МИХАИЛ РЫКЛИН

ЖОРЖ БАТАЙ:
ОПЫТ ВНЕ ЖАНРОВ


Э кономист, философ, но также специалист по архивам и нумизматике, палеоисторик, этнолог, но также эротический автор и редактор журналов, сюрреалист и поклонник де Сада - это еще далеко не все, что можно сказать о Жорже Батае (1897-1962). Ускользать от определения относится, пожалуй, к сущности того, что делал этот человек. Уклоняясь от определения, он постоянно ускользал также от отождествления с тем, что он делал, от авторства, как маски, прирастание которой делает писателем или философом, экономистом или порнографом. Главное здесь не быть тем, другим и третьим - одновременно.

В основе творчества Батая лежит "инцестуозное" прочтение Гегеля и Ницше (одного, как другого, - и наоборот). Господин, по Гегелю, тот, кто рискует жизнью; это такое для-себя, которое не привязывается к конкретному здесь-бытию, хотя остается привязанным к истории, труду, к тем, кто трудится и производит смысл. Самосознание господина остается продуктом его признания в движении истории и опосредования произведенными Другим вещами. По замечанию Жака Деррида, "сохранять жизнь, поддерживать себя в ней, работать, откладывать удовольствие... относиться к смерти с уважением в тот самый момент, когда ей надо заглянуть в лицо, - таково рабское условие господства и истории, которую оно делает возможным"(. Этому миру внеположна только абстрактная негативность непосредственной смерти.
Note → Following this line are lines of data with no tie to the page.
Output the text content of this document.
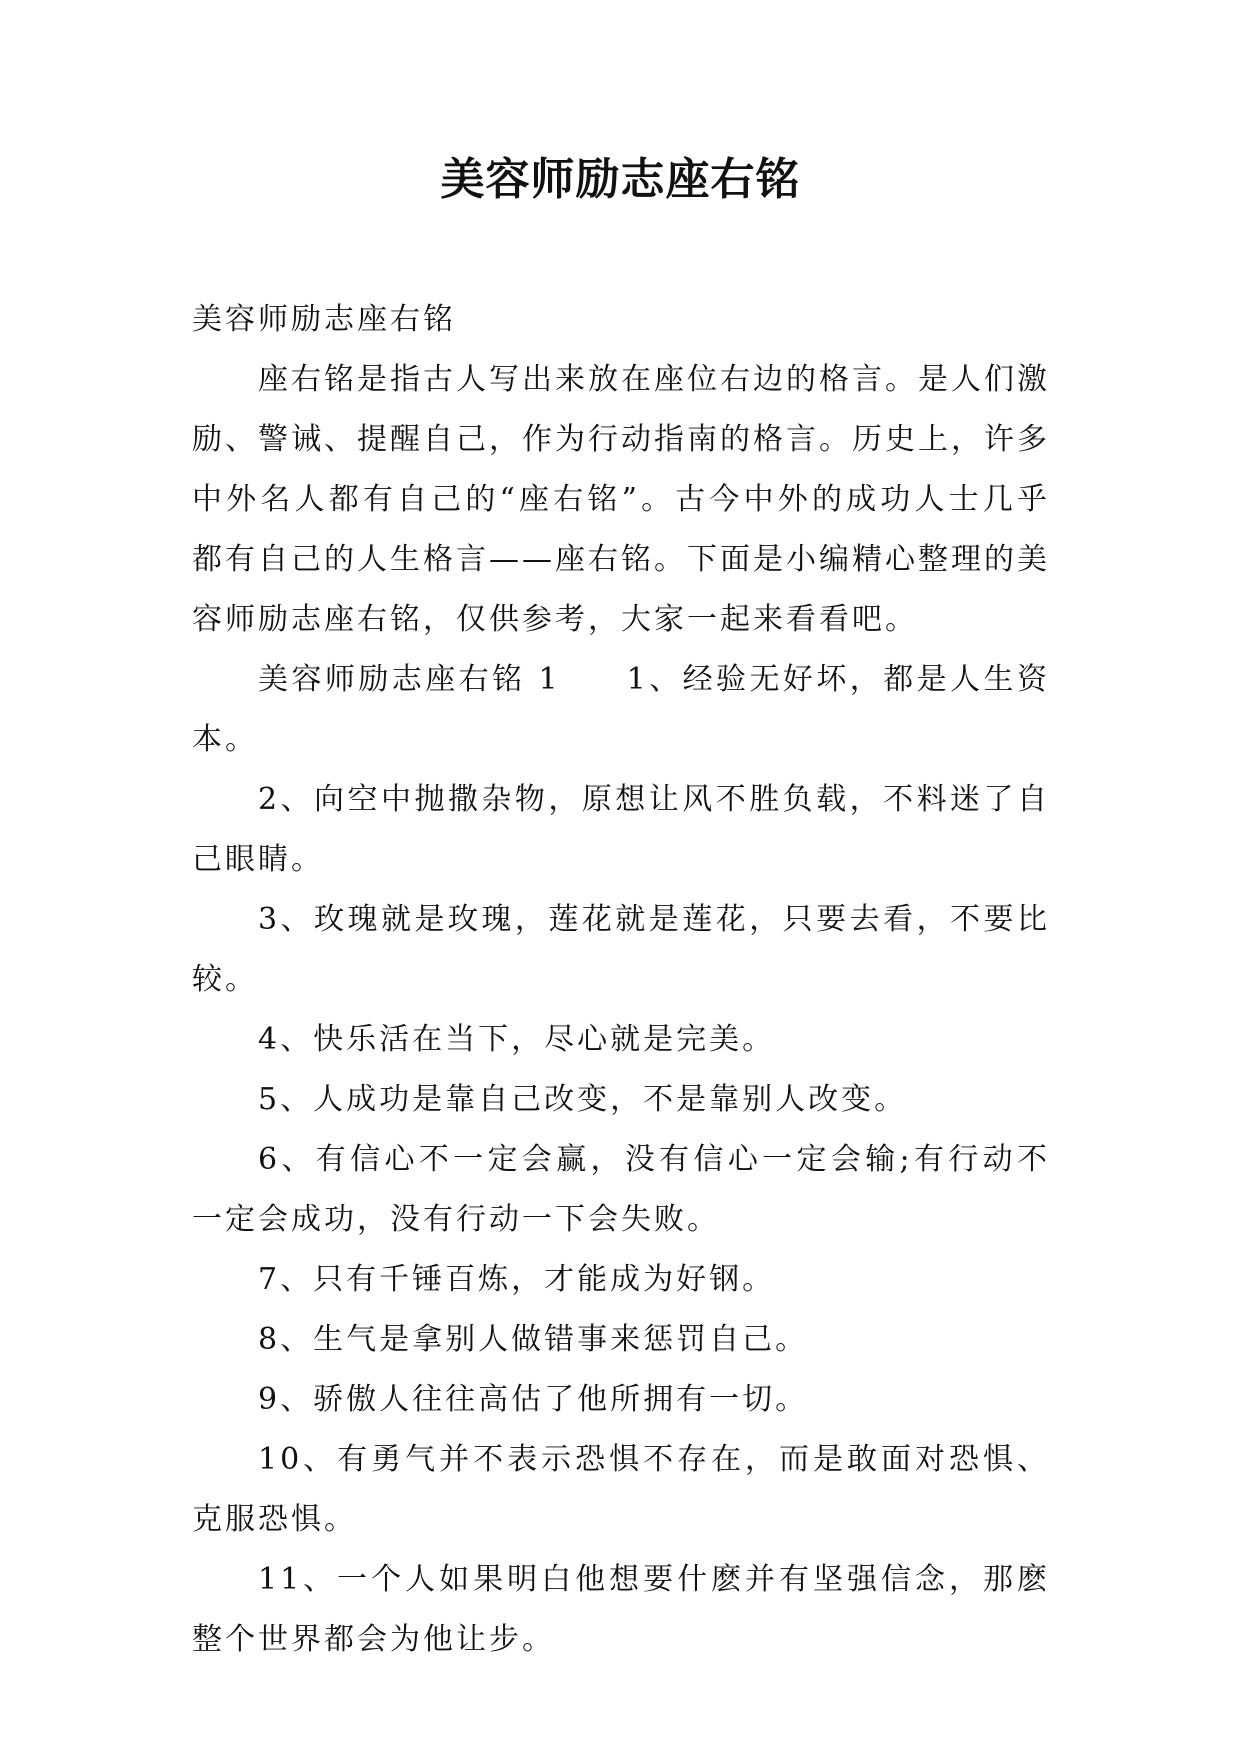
美容师励志座右铭

美容师励志座右铭

座右铭是指古人写出来放在座位右边的格言。是人们激励、警诫、提醒自己，作为行动指南的格言。历史上，许多中外名人都有自己的“座右铭”。古今中外的成功人士几乎都有自己的人生格言——座右铭。下面是小编精心整理的美容师励志座右铭，仅供参考，大家一起来看看吧。

美容师励志座右铭 1 1、经验无好坏，都是人生资本。

2、向空中抛撒杂物，原想让风不胜负载，不料迷了自己眼睛。

3、玫瑰就是玫瑰，莲花就是莲花，只要去看，不要比较。

4、快乐活在当下，尽心就是完美。

5、人成功是靠自己改变，不是靠别人改变。

6、有信心不一定会赢，没有信心一定会输;有行动不一定会成功，没有行动一下会失败。

7、只有千锤百炼，才能成为好钢。

8、生气是拿别人做错事来惩罚自己。

9、骄傲人往往高估了他所拥有一切。

10、有勇气并不表示恐惧不存在，而是敢面对恐惧、克服恐惧。

11、一个人如果明白他想要什麽并有坚强信念，那麽整个世界都会为他让步。
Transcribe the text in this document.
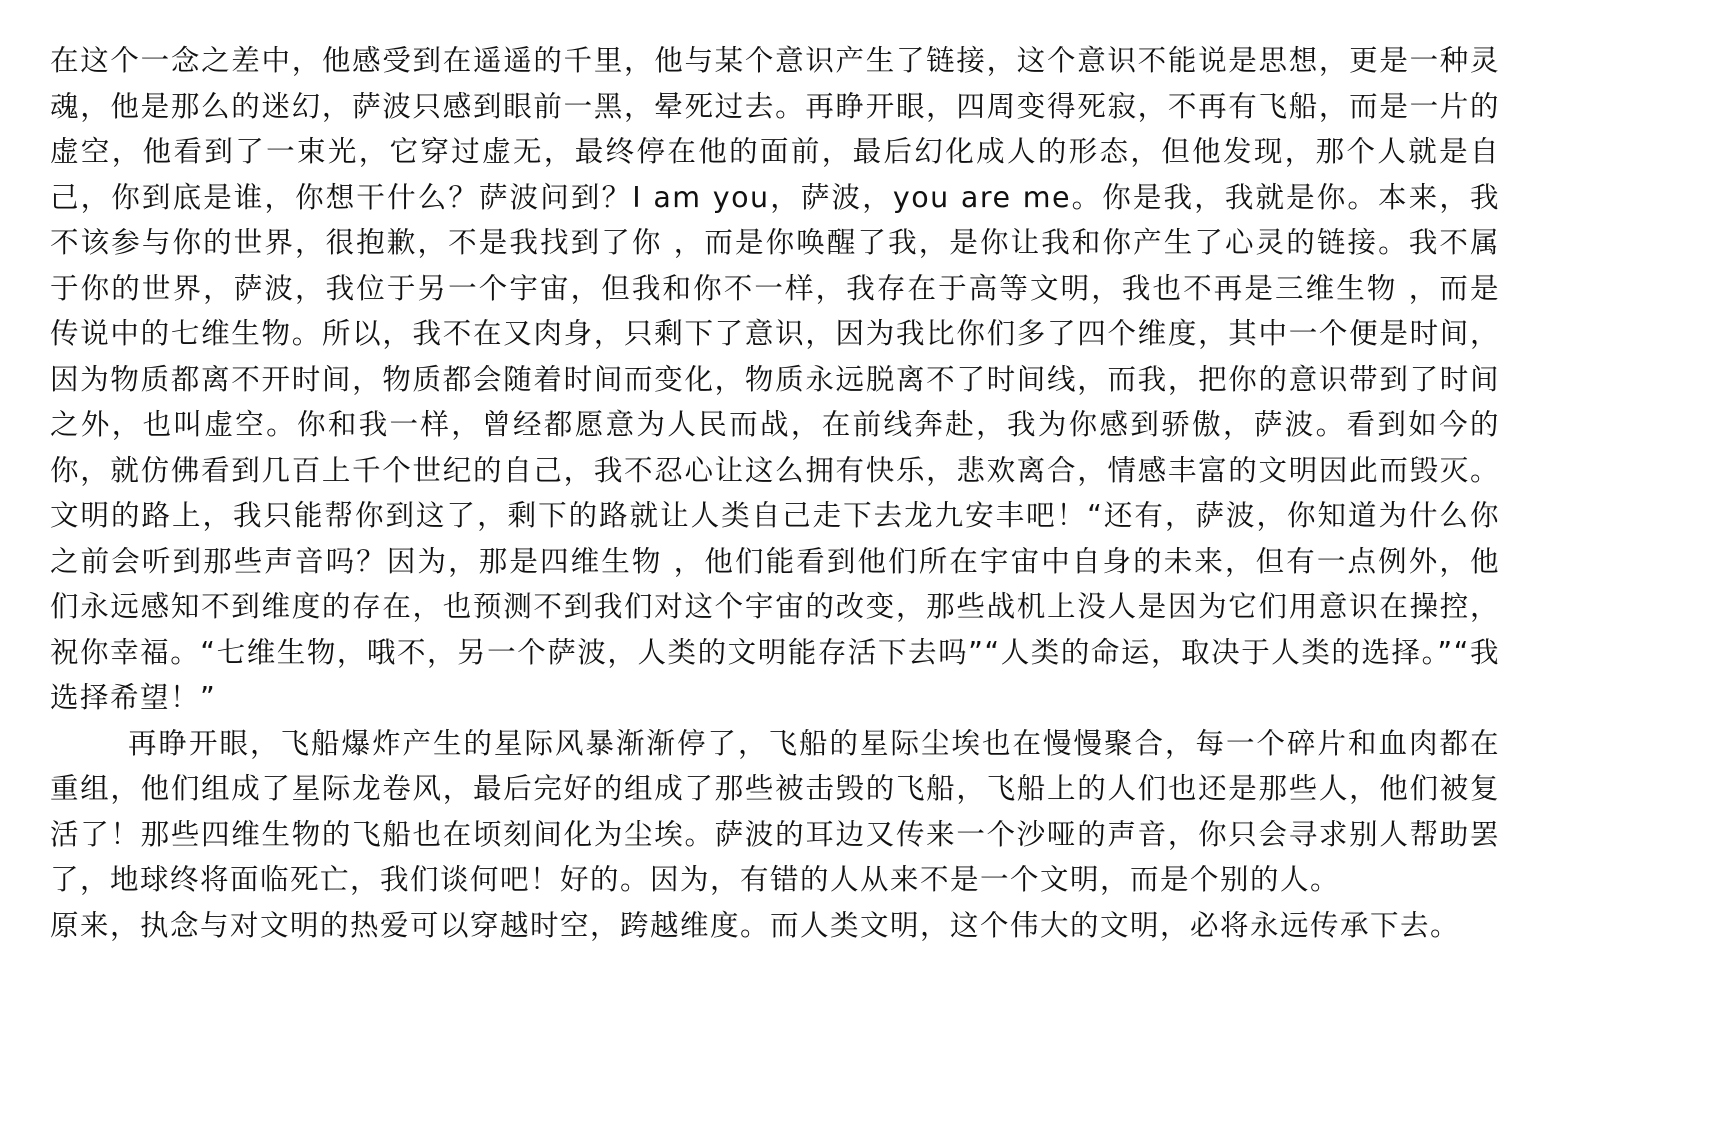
在这个一念之差中，他感受到在遥遥的千里，他与某个意识产生了链接，这个意识不能说是思想，更是一种灵魂，他是那么的迷幻，萨波只感到眼前一黑，晕死过去。再睁开眼，四周变得死寂，不再有飞船，而是一片的虚空，他看到了一束光，它穿过虚无，最终停在他的面前，最后幻化成人的形态，但他发现，那个人就是自己，你到底是谁，你想干什么？萨波问到？I am you，萨波，you are me。你是我，我就是你。本来，我不该参与你的世界，很抱歉，不是我找到了你 ，而是你唤醒了我，是你让我和你产生了心灵的链接。我不属于你的世界，萨波，我位于另一个宇宙，但我和你不一样，我存在于高等文明，我也不再是三维生物 ，而是传说中的七维生物。所以，我不在又肉身，只剩下了意识，因为我比你们多了四个维度，其中一个便是时间，因为物质都离不开时间，物质都会随着时间而变化，物质永远脱离不了时间线，而我，把你的意识带到了时间之外，也叫虚空。你和我一样，曾经都愿意为人民而战，在前线奔赴，我为你感到骄傲，萨波。看到如今的你，就仿佛看到几百上千个世纪的自己，我不忍心让这么拥有快乐，悲欢离合，情感丰富的文明因此而毁灭。文明的路上，我只能帮你到这了，剩下的路就让人类自己走下去龙九安丰吧！“还有，萨波，你知道为什么你之前会听到那些声音吗？因为，那是四维生物 ，他们能看到他们所在宇宙中自身的未来，但有一点例外，他们永远感知不到维度的存在，也预测不到我们对这个宇宙的改变，那些战机上没人是因为它们用意识在操控，祝你幸福。“七维生物，哦不，另一个萨波，人类的文明能存活下去吗”“人类的命运，取决于人类的选择。”“我选择希望！”

再睁开眼，飞船爆炸产生的星际风暴渐渐停了，飞船的星际尘埃也在慢慢聚合，每一个碎片和血肉都在重组，他们组成了星际龙卷风，最后完好的组成了那些被击毁的飞船，飞船上的人们也还是那些人，他们被复活了！那些四维生物的飞船也在顷刻间化为尘埃。萨波的耳边又传来一个沙哑的声音，你只会寻求别人帮助罢了，地球终将面临死亡，我们谈何吧！好的。因为，有错的人从来不是一个文明，而是个别的人。

原来，执念与对文明的热爱可以穿越时空，跨越维度。而人类文明，这个伟大的文明，必将永远传承下去。
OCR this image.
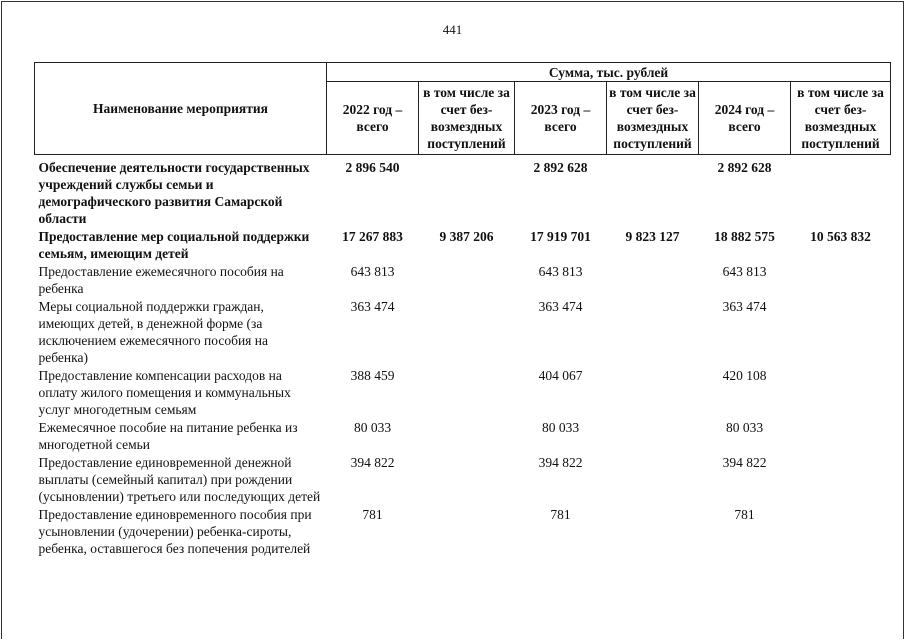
441
Наименование мероприятия	Сумма, тыс. рублей					
	2022 год – всего	в том числе за счет без- возмездных поступлений	2023 год – всего	в том числе за счет без- возмездных поступлений	2024 год – всего	в том числе за счет без- возмездных поступлений
Обеспечение деятельности государственных учреждений службы семьи и демографического развития Самарской области	2 896 540		2 892 628		2 892 628	
Предоставление мер социальной поддержки семьям, имеющим детей	17 267 883	9 387 206	17 919 701	9 823 127	18 882 575	10 563 832
Предоставление ежемесячного пособия на ребенка	643 813		643 813		643 813	
Меры социальной поддержки граждан, имеющих детей, в денежной форме (за исключением ежемесячного пособия на ребенка)	363 474		363 474		363 474	
Предоставление компенсации расходов на оплату жилого помещения и коммунальных услуг многодетным семьям	388 459		404 067		420 108	
Ежемесячное пособие на питание ребенка из многодетной семьи	80 033		80 033		80 033	
Предоставление единовременной денежной выплаты (семейный капитал) при рождении (усыновлении) третьего или последующих детей	394 822		394 822		394 822	
Предоставление единовременного пособия при усыновлении (удочерении) ребенка-сироты, ребенка, оставшегося без попечения родителей	781		781		781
Здесь, в этом пункте, Батай делает свой основной философский ход (ход, который, правда, катапультирует его за пределы философии): он объявляет абсолютную негативность смерти, экстаза, желания без цели, эроса и т.д. чистой позитивностью до представления или суверенностью. Суверенность, утверждает он, внеположна знанию как миру опосредования и воспризнания.

Суверенность опирается на чистую случайность, это философия без оснований, а почему бы в таком случае не эротическая литература (Батай с гордостью называл себя "порнографом") или не экономика чрезмерных трат (потлач)? Еще Ницше утверждал, что философия утверждения может быть чем угодно - только не академической философией, делаться где угодно - желательно не в университете.

Эти предварительные замечания нужны для объяснения того, чем предлагаемый здесь текст, "Аллилуйя", не является. Этот написанный в 1946 году и опубликованный в 1947 году издателем Августом Блэзо текст - не литература как таковая, но также и литература. В нем, как в геологическом срезе, прочитываются различные "лики" Батая: сюрреалистическое письмо с его "поэтизмами", ницшеанская афористичность, логика желания без цели, этнология необмениваемого "дара". Один из законов этого письма вне жанров, который хорошо выполняется как раз в "Аллилуйя", - не стесняться банальностей и штампов, не стремиться к оригинальности самовыражения. Текст изобилует "романтизмами" и повторами, за которыми образы уже практически неразличимы. Он не ориентирован на удовольствие читателя. Текст такого рода как бы хочет пробудить в нем децентрированное периферийное зрение, связанное с "неэстетической" необходимостью физически меняться. В этом смысле об этом "катехизисе", как и о других эротических текстах, можно говорить как о текстах действия, точнее, как о перформативных конструкциях. Единственный интерес, который эти тексты еще могут вызывать, неотделим от систематичности, с которой они перечеркивают сами себя, не давая "потребить" себя как продукт. Тем самым они лишают нас приятного в пользу все большего нагнетания чувства даже не незавершенности, а незавершимости чего-то более важного, чем мы сами.